From the moment Messi took the ball, he did not hesitate. He ran as if the steps were marked out ahead of him. All he had to do was put his feet in the right places. The wide angle of a TV shot diminishes the speed at which he's making these complex decisions. Were you to see it from close up, it would boggle your mind.

Given the stage and the stakes – Rio's Maracana and a World Cup – some might consider it a notable moment. For Messi, it's just one of many hundreds stretching back to childhood. A proper highlight reel would run the length of the Ring Cycle.

After the celebrations and the re-start, Messi returned to midfield for another nap.

He performed in that same stop-start way throughout the tournament – Argentina lost in the final and he was still named MVP.

If you have been lucky enough to see Messi in person, you will understand this – that all geniuses make hard things look simple, but only he can make them look foreordained. No one has ever done more with less. Largely because he has no need to.

On Monday, Messi was awarded the Ballon d'Or as FIFA's 2015 world player of the year. It's his fifth such title. No other player has won more than three.

Perhaps even more impressively, Messi has not finished lower than second in voting since 2007. Though it feels as if he's been around forever, he's still only 28 years old.

At some point during 2016, he will become the second modern player to score 500 goals for club and country. The other is his nemesis and near-equal, Cristiano Ronaldo.

(Ronaldo finished second in Monday's race. Messi's Barcelona teammate Neymar was third. Spain does not have the best overall league in the world – England still does – but it makes up in quality what it lacks in quantity.)

Whenever Messi hits 500, the moment will be celebrated in Argentina and Barcelona, but in all likelihood it will be a minor news story in the rest of the world.

In keeping with Messi's on-field style, no one gets too excited about Messi any more. No team athlete is so universally recognized as the best at what he/she does. There are contrarians on this point, but few of them can keep a straight face.

So many superlatives have been tossed his way, it seems profligate to waste any more. And so, most of the time, we don't bother.

One suspects he'd be an even more admired player if his level wasn't so consistently high, or didn't play for the best club in the world. That way we'd have some dry spells to contrast against bursts of "Oh my God, he just did what?!" moments.

But it's all up here. Up here so far that after a while you've begun to get a little bit bored by him. Any game he doesn't score in is a disappointment. A single goal feels like an off day.

Every once in a while he'll do something fully ridiculous – say, his slalom through the entire left side of Athletic Bilbao in last year's Copa del Rey final – and you'll think, "Not bad." That's because you're judging Messi against Messi. You're forgetting perhaps a dozen working pros would dare to try it, and only he could manage it.

Though the standard is unchanged, there is an incremental sense that Messi is slowing down. He went through still-unexplained bouts of on-field nausea in 2014. He missed two months this season with a knee injury – the first lengthy layoff of his career.

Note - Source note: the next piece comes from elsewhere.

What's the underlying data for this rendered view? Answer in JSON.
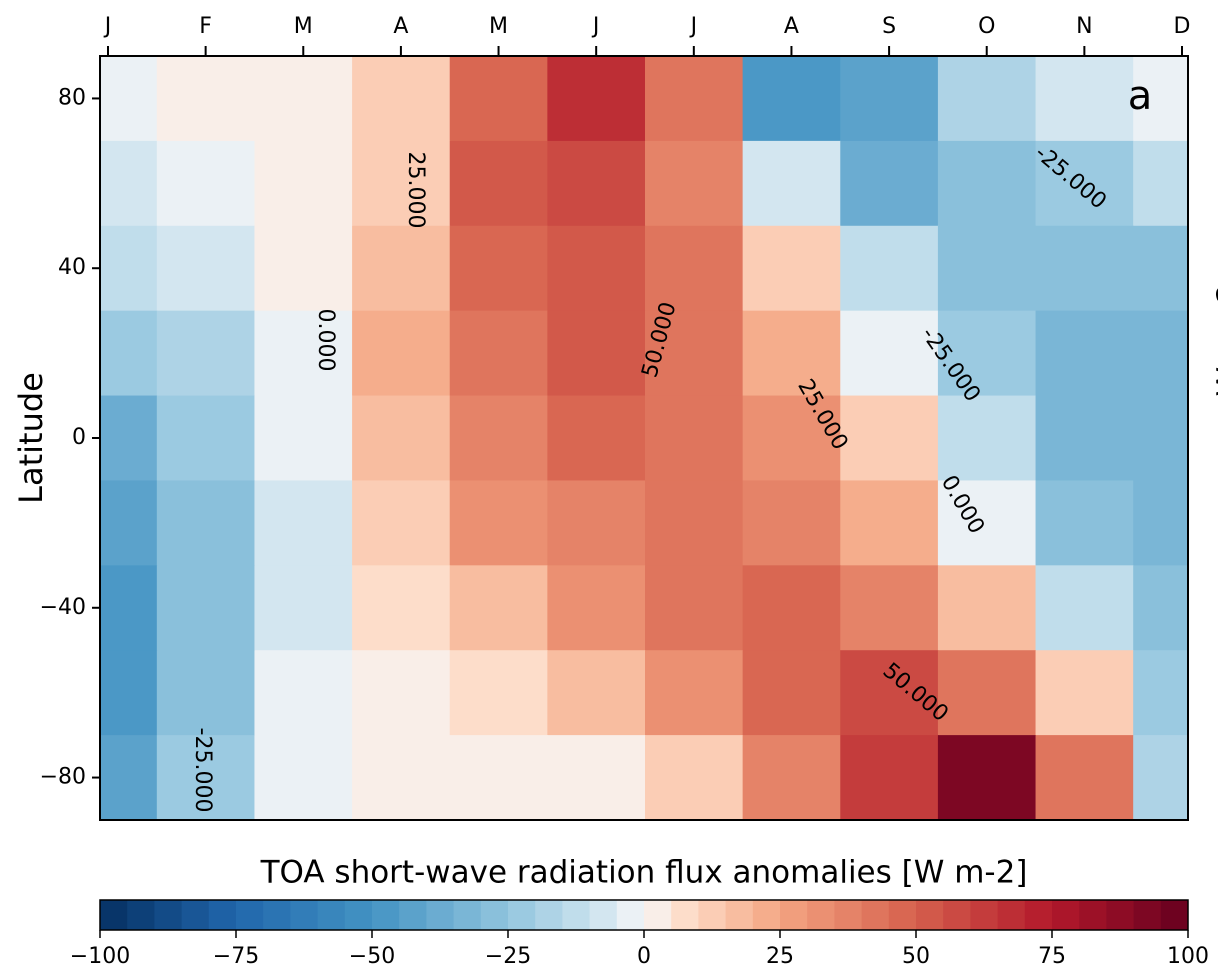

Argentina manager Gerardo Martino said this week Messi will probably not be named to the country's team for the Rio Olympics. He wants him fully focussed on June's Copa America and World Cup qualifying to follow in the fall.

Significantly, Martino made the public announcement before privately discussing it with his player. He must worry that Messi might talk him out of it. Evidently, the flesh and the spirit are still willing.

The real tension in whatever's left of Messi's time as the best player on Earth – surely, it can't last more than four or five years? – isn't piling on records. On an individual level, there's nothing left for him to prove.

The key is sustaining our own capacity for awe where he is concerned. It's already flagging.

The likely truth is that we will not fully appreciate what Messi is until after he's gone. Only at that point will we have the proper comparison point for his talent: the absence of it.